Jim Zemlin of the Linux Foundation (August 2010):
“Three or four years from now, Linux is not going to be just an operating system you use on your laptop or your phone. It’s going to become the fabric of computing.”
“We don’t have to evangelize Linux as much anymore. Nobody needs to be convinced. That battle is over.”
“I think there will be a healthy industry rebalancing [in the mobile app market]. It’s unlikely in my mind that Apple will end up with the same de facto API standard that Microsoft achieved in the 1980s and ’90s.”
“Other companies are launching their own app stores now. If you want to be on par with the Apple App Store, it’s totally within reach.”
“There are very few apps you need to buy, so the important thing is to get the good free apps ported to your platform. I think it’s an advantage Apple has right now, but it won’t be a huge competitive advantage when the next cool device comes along and everyone wants to port to it.”
“[The multi-platform app warehouse] model will get ironed out over the next couple of years. And it’s better than the alternative, which is iTunes. But nobody’s going to give Apple 30 percent of gross revenue forever. Even services are all through Apple. That’s so absurd, and just unsustainable.

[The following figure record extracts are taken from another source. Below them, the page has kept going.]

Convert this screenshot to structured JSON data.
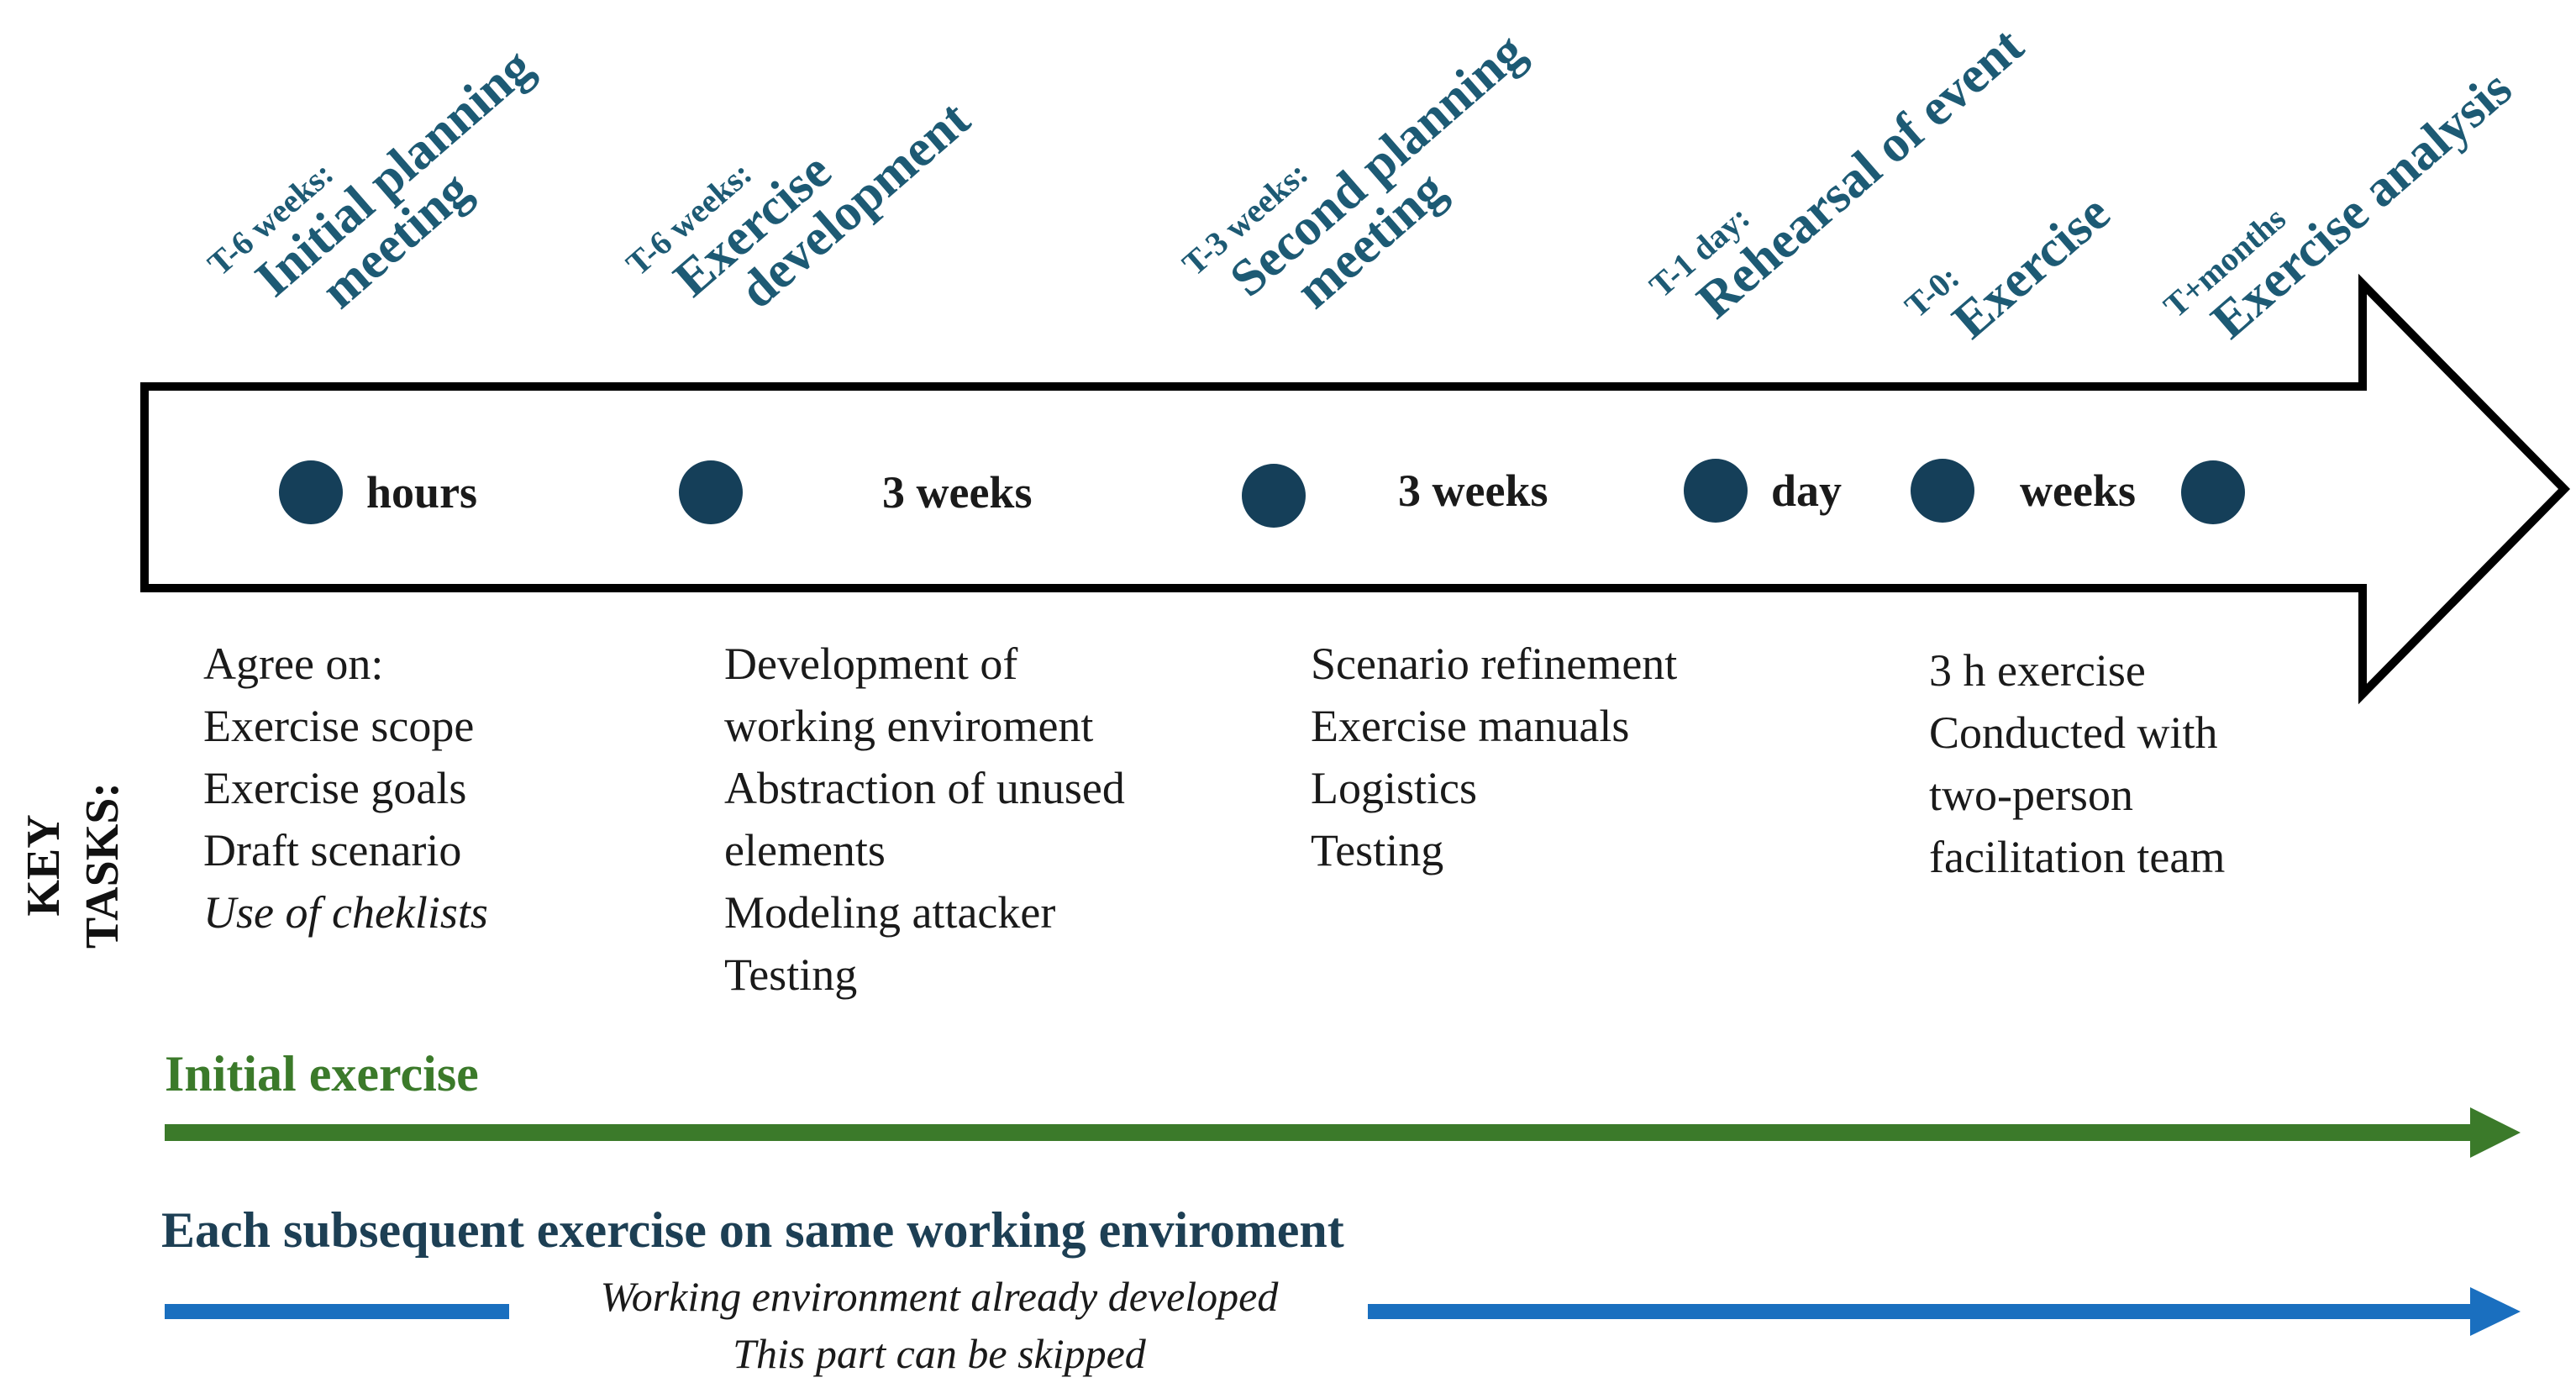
{
  "colors": {
    "milestone_dot": "#153f59",
    "milestone_text": "#1d5a74",
    "initial_track": "#3b7a2a",
    "subsequent_track": "#1a6fbf",
    "subsequent_title": "#1d3f54"
  },
  "milestones": [
    {
      "when": "T-6 weeks:",
      "lines": [
        "Initial planning",
        "meeting"
      ]
    },
    {
      "when": "T-6 weeks:",
      "lines": [
        "Exercise",
        "development"
      ]
    },
    {
      "when": "T-3 weeks:",
      "lines": [
        "Second planning",
        "meeting"
      ]
    },
    {
      "when": "T-1 day:",
      "lines": [
        "Rehearsal of event"
      ]
    },
    {
      "when": "T-0:",
      "lines": [
        "Exercise"
      ]
    },
    {
      "when": "T+months",
      "lines": [
        "Exercise analysis"
      ]
    }
  ],
  "durations": [
    "hours",
    "3 weeks",
    "3 weeks",
    "day",
    "weeks"
  ],
  "key_tasks_label": [
    "KEY",
    "TASKS:"
  ],
  "task_columns": [
    {
      "lines": [
        "Agree on:",
        "Exercise scope",
        "Exercise goals",
        "Draft scenario"
      ],
      "italic_lines": [
        "Use of cheklists"
      ]
    },
    {
      "lines": [
        "Development of",
        "working enviroment",
        "Abstraction of unused",
        "elements",
        "Modeling attacker",
        "Testing"
      ],
      "italic_lines": []
    },
    {
      "lines": [
        "Scenario refinement",
        "Exercise manuals",
        "Logistics",
        "Testing"
      ],
      "italic_lines": []
    },
    {
      "lines": [
        "3 h exercise",
        "Conducted with",
        "two-person",
        "facilitation team"
      ],
      "italic_lines": []
    }
  ],
  "tracks": {
    "initial": {
      "title": "Initial exercise"
    },
    "subsequent": {
      "title": "Each subsequent exercise on same working enviroment",
      "skip_note": [
        "Working environment already developed",
        "This part can be skipped"
      ]
    }
  }
}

And of course, all that warehouse stuff will be Linux.”
“There will be many, many more tablet devices, and the hot apps will be on those tablets, I guarantee it.”
Paul Venezia’s “The Deep End” on InfoWorld (August 2010):
“Smartphone wars: The PC wars all over again
How RIM, Apple, Google, and Microsoft are re-enacting the desktop wars of the ’80s and ’90s
The current smartphone playing field looks amazingly familiar. In fact, I think I’ve seen this movie before.
The names have changed, but the roles remain the same.”
“Apple, meanwhile, is in the same position it was in way back then.”
“Google holds Microsoft’s place in this comparison ...”
“[I]t’s clear that Jobs absolutely values quality over quantity and always has.”